A patch for a beating heart, an underwater adhesive and a new kind of needle for laparoscopic surgery are among the technologies the University of Arizona is nurturing toward the marketplace.
Tech Launch Arizona has awarded about $1.1 million in grants this fiscal year to support 28 faculty inventions as part of its Asset Development Program, which helps advance UA inventions that aren’t yet ready to attract technology licensees, or investors for potential startup companies.
Tech Launch, the UA’s technology commercialization arm, has already exhausted available program funds for the current fiscal year ending June 30, doubling the number of projects and money awarded in fiscal 2015.
Not every faculty discovery or invention has immediate commercial potential, but the asset-development program is focused on identifying and refining those with promise, saidDavid Allen, vice president of Tech Launch Arizona.
“We basically take that very early (invention) disclosure, understand what the faculty are interested in, and then we do a pretty deep dive,” Allen said. “Basically what we’re seeking is to understand a technology for its patent potential and market potential.”
For most of the technologies the goal is patent licensing, but depending on the invention, the market potential and the passion of the faculty member, they could become the seed for a startup company.
The Asset Development Program, formerly known as Wheelhouse Arizona, is funded mainly through the UA’s share of the Technology and Research Initiative Fund, which provides university funding for tech research from state sales taxes.
Money for about 85 percent to 90 percent of the asset-development grants in the past year came from the state tech funding, which is focused on specific technology areas. The rest came from a UA fund made up of proceeds, such as royalties, from the licensing of university technologies, Allen said.
In fiscal 2015, the UA collected more than $2.3 million in revenue from royalties and patent reimbursements for UA intellectual property.
The asset-development grants, Allen said, are part of a step-by-step process to foster ideas ripe for commercialization and prepare them for licensing or startup companies.

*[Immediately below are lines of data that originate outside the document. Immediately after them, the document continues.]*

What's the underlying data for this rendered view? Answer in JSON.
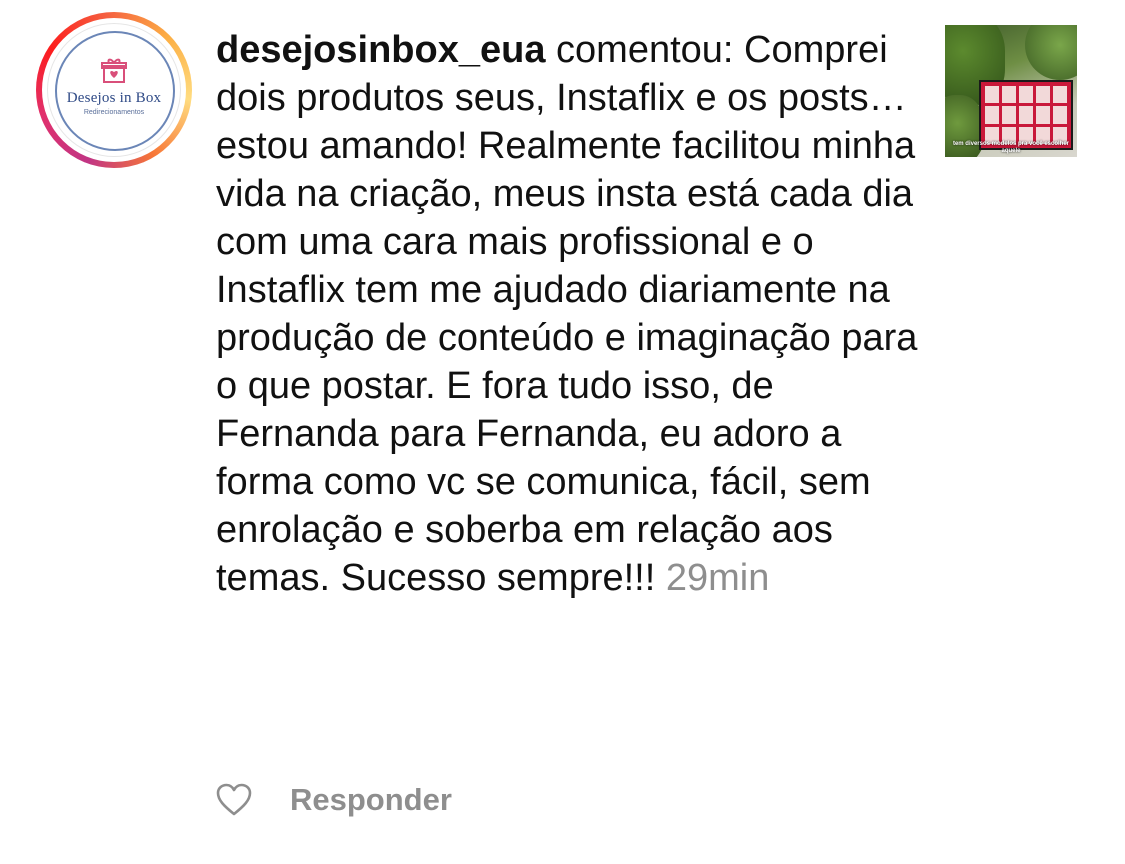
{
  "profile": {
    "avatar_brand": "Desejos in Box",
    "avatar_sub": "Redirecionamentos",
    "avatar_icon": "gift-heart-icon"
  },
  "comment": {
    "username": "desejosinbox_eua",
    "verb": "comentou:",
    "text": "Comprei dois produtos seus, Instaflix e os posts… estou amando! Realmente facilitou minha vida na criação, meus insta está cada dia com uma cara mais profissional e o Instaflix tem me ajudado diariamente na produção de conteúdo e imaginação para o que postar. E fora tudo isso, de Fernanda para Fernanda, eu adoro a forma como vc se comunica, fácil, sem enrolação e soberba em relação aos temas. Sucesso sempre!!!",
    "timestamp": "29min"
  },
  "post_thumbnail": {
    "caption": "tem diversos modelos pra você escolher aquele"
  },
  "actions": {
    "like_icon": "heart-outline-icon",
    "reply_label": "Responder"
  },
  "colors": {
    "text": "#111111",
    "muted": "#8e8e8e",
    "story_ring_start": "#c13584",
    "story_ring_end": "#fcaf45"
  }
}
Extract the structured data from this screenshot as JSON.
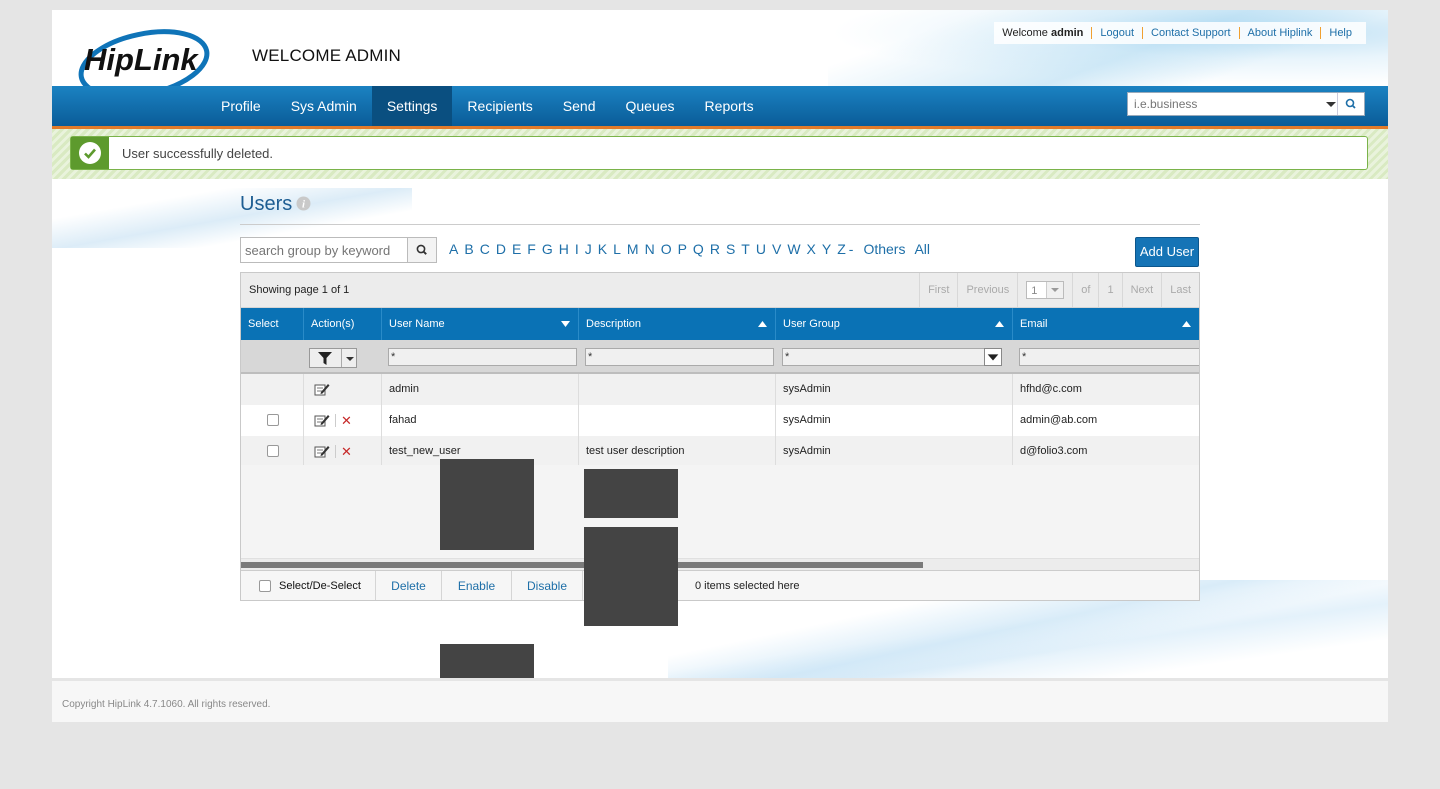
{
  "header": {
    "logo_text": "HipLink",
    "welcome_title": "WELCOME ADMIN",
    "welcome_prefix": "Welcome",
    "user": "admin",
    "links": [
      "Logout",
      "Contact Support",
      "About Hiplink",
      "Help"
    ]
  },
  "nav": {
    "items": [
      "Profile",
      "Sys Admin",
      "Settings",
      "Recipients",
      "Send",
      "Queues",
      "Reports"
    ],
    "active": "Settings",
    "search_placeholder": "i.e.business"
  },
  "banner": {
    "message": "User successfully deleted."
  },
  "users": {
    "title": "Users",
    "search_placeholder": "search group by keyword",
    "letters": [
      "A",
      "B",
      "C",
      "D",
      "E",
      "F",
      "G",
      "H",
      "I",
      "J",
      "K",
      "L",
      "M",
      "N",
      "O",
      "P",
      "Q",
      "R",
      "S",
      "T",
      "U",
      "V",
      "W",
      "X",
      "Y",
      "Z"
    ],
    "dash": "-",
    "others": "Others",
    "all": "All",
    "add_user_label": "Add User"
  },
  "grid": {
    "showing": "Showing page 1 of 1",
    "pager": {
      "first": "First",
      "previous": "Previous",
      "page": "1",
      "of": "of",
      "total": "1",
      "next": "Next",
      "last": "Last"
    },
    "columns": [
      "Select",
      "Action(s)",
      "User Name",
      "Description",
      "User Group",
      "Email"
    ],
    "filters": {
      "username": "*",
      "description": "*",
      "usergroup": "*",
      "email": "*"
    },
    "rows": [
      {
        "username": "admin",
        "description": "",
        "usergroup": "sysAdmin",
        "email": "hfhd@c.com"
      },
      {
        "username": "fahad",
        "description": "",
        "usergroup": "sysAdmin",
        "email": "admin@ab.com"
      },
      {
        "username": "test_new_user",
        "description": "test user description",
        "usergroup": "sysAdmin",
        "email": "d@folio3.com"
      }
    ],
    "footer": {
      "select_label": "Select/De-Select",
      "delete": "Delete",
      "enable": "Enable",
      "disable": "Disable",
      "count": "0 items selected here"
    }
  },
  "footer": {
    "copyright": "Copyright HipLink 4.7.1060. All rights reserved."
  },
  "colors": {
    "nav_blue": "#0a72b5",
    "accent_orange": "#e27b2a",
    "success_green": "#5d9a2d",
    "link_blue": "#1e6fa8"
  }
}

A team of “commercialization partners” — a dozen local entrepreneurs and business leaders — as well as three mentors-in-residence and local tech companies help Tech Launch evaluate faculty inventions for their potential for licensing and chances in the marketplace.
Ideas deemed to have the highest patent and market potential are further refunded to meet market needs, and grants generally ranging from $35,000 to $50,000 are mostly awarded to the faculty inventors to advance their work.

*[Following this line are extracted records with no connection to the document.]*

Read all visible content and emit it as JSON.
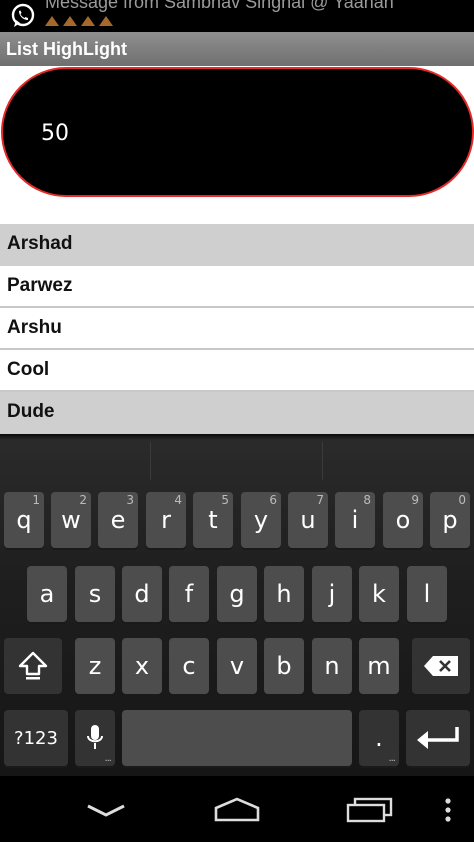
{
  "status_bar": {
    "app_icon": "whatsapp-icon",
    "notification_text": "Message from Sambhav Singhal @ Yaanah"
  },
  "action_bar": {
    "title": "List HighLight"
  },
  "pill": {
    "value": "50",
    "border_color": "#e52a2a"
  },
  "list": {
    "items": [
      "Arshad",
      "Parwez",
      "Arshu",
      "Cool",
      "Dude"
    ],
    "highlighted": [
      "Arshad",
      "Dude"
    ]
  },
  "keyboard": {
    "row1": [
      {
        "k": "q",
        "h": "1"
      },
      {
        "k": "w",
        "h": "2"
      },
      {
        "k": "e",
        "h": "3"
      },
      {
        "k": "r",
        "h": "4"
      },
      {
        "k": "t",
        "h": "5"
      },
      {
        "k": "y",
        "h": "6"
      },
      {
        "k": "u",
        "h": "7"
      },
      {
        "k": "i",
        "h": "8"
      },
      {
        "k": "o",
        "h": "9"
      },
      {
        "k": "p",
        "h": "0"
      }
    ],
    "row2": [
      "a",
      "s",
      "d",
      "f",
      "g",
      "h",
      "j",
      "k",
      "l"
    ],
    "row3": [
      "z",
      "x",
      "c",
      "v",
      "b",
      "n",
      "m"
    ],
    "symbols_label": "?123",
    "period_label": ".",
    "icons": [
      "shift-icon",
      "backspace-icon",
      "microphone-icon",
      "enter-icon"
    ]
  },
  "nav": {
    "icons": [
      "back-icon",
      "home-icon",
      "recent-apps-icon",
      "overflow-menu-icon"
    ]
  }
}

The inventors agree to a scope of work, certain “deliverables” and a budget.
“It’s not just the performance of the technology related to this trajectory in the market, it’s also the performance of the inventor, and whether they are truly engaged,” Allen said.

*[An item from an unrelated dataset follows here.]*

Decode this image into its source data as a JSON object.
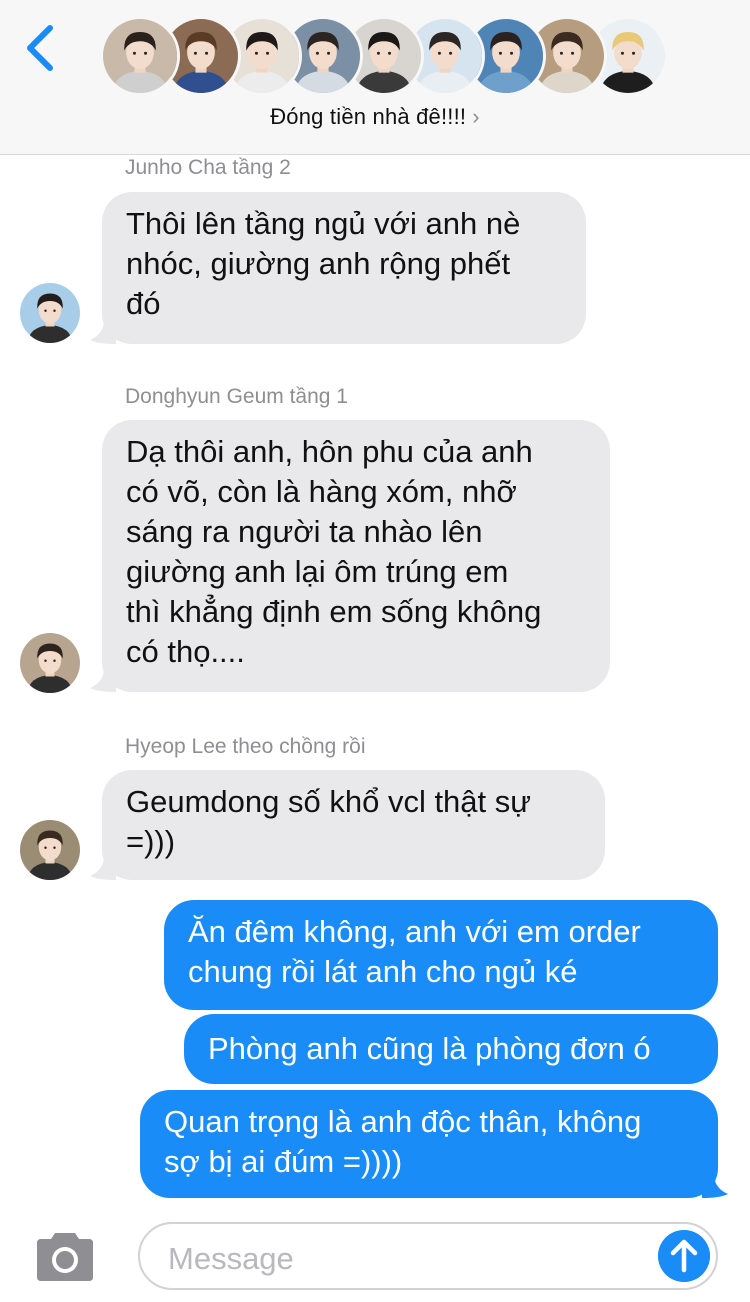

While most inventions end up being offered for outside licensing, some are picked to form the basis of startup companies.
“For startups, we look for a strong business driver, a business model that makes sense, the beginning or plans for a team to carry the technology forward and strong corporate governance,” said Joann MacMaster, director of business development for Tech Launch Arizona.
The UA then uses its commercialization partners and mentors-in-residence to help put the company on the right paths and assemble experienced management to succeed.
“Inventors are typically not the best CEOs. They want to be engaged and they’re engaged at different levels,” MacMaster said.
Besides the commercialization partners and mentors, the UA has set up a network of 1,300 subject-matter experts nationwide — many of them UA alums — to help startups find needed talent and resources.
The UA startups can also plug into a growing entrepreneurial ecosystem, including Startup Tucson, the Arizona Center for Innovation at the UA Tech Park, and the Desert Angels investing group, to find resources they need to advance.
Tech Launch also sometimes contracts with local companies to provide technical expertise to help with product development, Allen said.
For example, Tucson-based Aztera LLC, which specializes in technology and product development, is helping to develop a robotic cleaning system for air-conditioning and industrial chillers invented by a UA facilities-management technician.
Aztera President Manny Teran said prototype development is critical for early-stage companies to show investors their products are real.
“Prototyping is a critical piece — without it, the entrepreneur or whomever is developing the idea is relying on charts and graphs,” Teran said.
Some faculty, MacMaster said, have their eyes set on a startup at the outset, such as UA Sarver Heart Center cardiologist Dr.Steven Goldman, who invented a new method for transplanting living cells to repair diseased hearts in what’s been called a “beating heart patch.”
Another inventor, Palash Gangopadhyay, a Ph.D. staff researcher in the College of Optical Sciences, wanted to spawn a startup company from his invention of a new “nanopillar” electrode for lithium-ion batteries.
But while working on that invention, Gangopadhyay made a new discovery in his lab. The UA now plans to license out the original technology and pursue his new invention, MacMaster said.
The UA has boosted the number of tech startups in recent years, and has about 35 startup projects in its pipeline, but Tech Launch isn’t focused on those numbers, MacMaster said.
“Our goal is not to hit a startup number, it’s to make sure those startups are successful,” she said.